Therapeutic Intensification Based on Immune Checkpoint Inhibitors in Non-Muscle Invasive Bladder Cancer: State of the Art and Future Perspectives.

[BACKGROUND/OBJECTIVES] Systemic immunotherapy, previously used mainly for advanced urothelial carcinoma, now plays an important role in the treatment of non-muscle invasive bladder cancer (NMIBC), either alone or combined with intravesical BCG instillations.

[METHODS] We conducted a collaborative, comprehensive review to summarize the key evidence and future perspectives on therapeutic intensification strategies involving immune checkpoint inhibitors in NMIBC. A total of 51 references published between 2000 and 2025 were included.
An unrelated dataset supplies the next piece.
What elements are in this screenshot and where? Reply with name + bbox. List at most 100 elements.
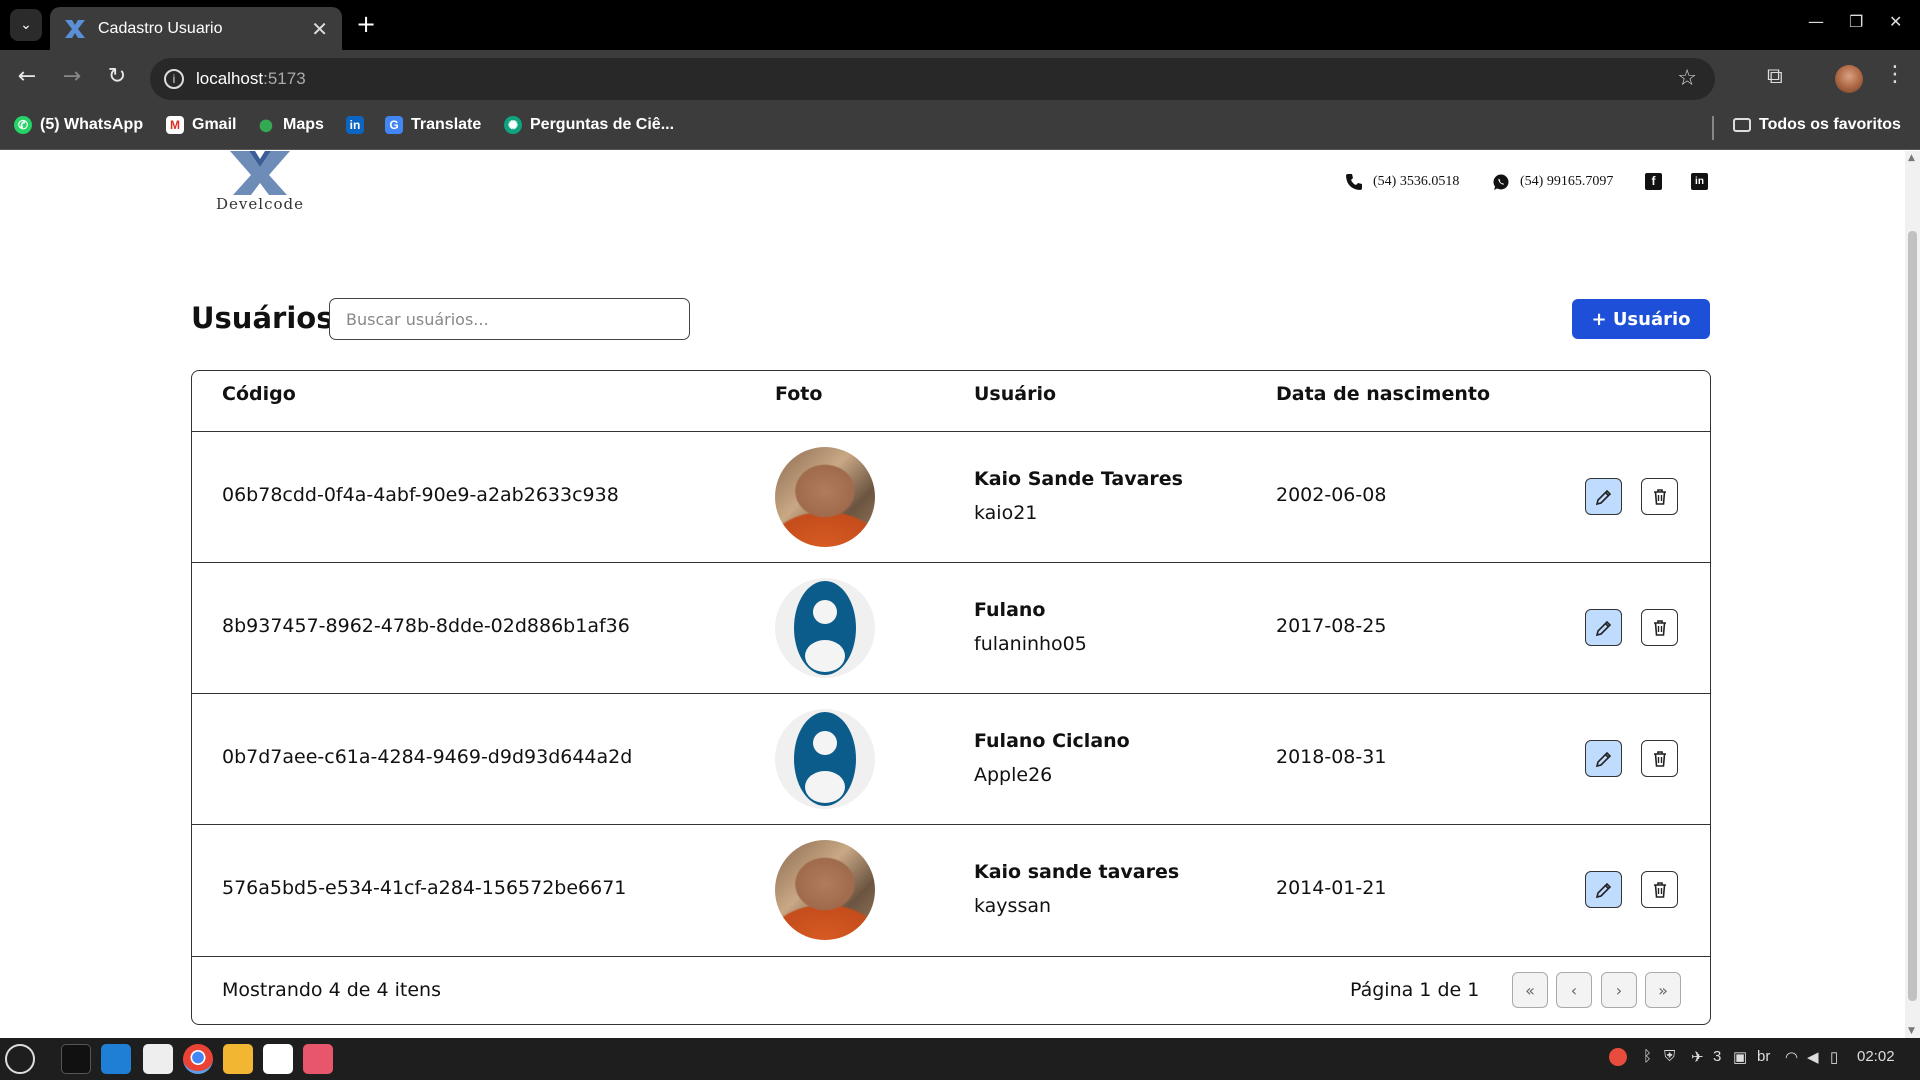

[RESULTS] Four phase II studies evaluated pembrolizumab, atezolizumab, durvalumab, and cetrelimab as monotherapy in 28 to 132 BCG-unresponsive NMIBC patients. They reported complete response rates ranging from 12% to 43% after 3 to 12 months of treatment, with a durable response rate ranging from 49% to 57.4% at 12 months. To improve these results, a phase II trial launched this year tests a new systemic combination targeting both the PD-1/PD-L1 axis and the emerging HLA-E/NKG2A pathway. Regarding BCG-naïve high-risk (HR) NMIBC, four phase III studies are evaluating BCG instillations combined with systemic immunotherapy: sasanlimab (CREST), durvalumab (POTOMAC), atezolizumab (ALBAN), and pembrolizumab (KEYNOTE-676), with significant results reported for the CREST and POTOMAC trials. The key challenge remains selecting patients most likely to benefit from this combination therapy while avoiding overtreatment. Identifying predictive biomarkers of tumor aggressiveness and response to immunotherapy also represents a major future challenge.

[CONCLUSIONS] Therapeutic intensification using systemic immunotherapy applies to both BCG-unresponsive NMIBC, with a new target pathway (HLA-E/NKG2A), and BCG-naïve HR NMIBC, where the combination of BCG instillations and immunotherapy represents a major breakthrough.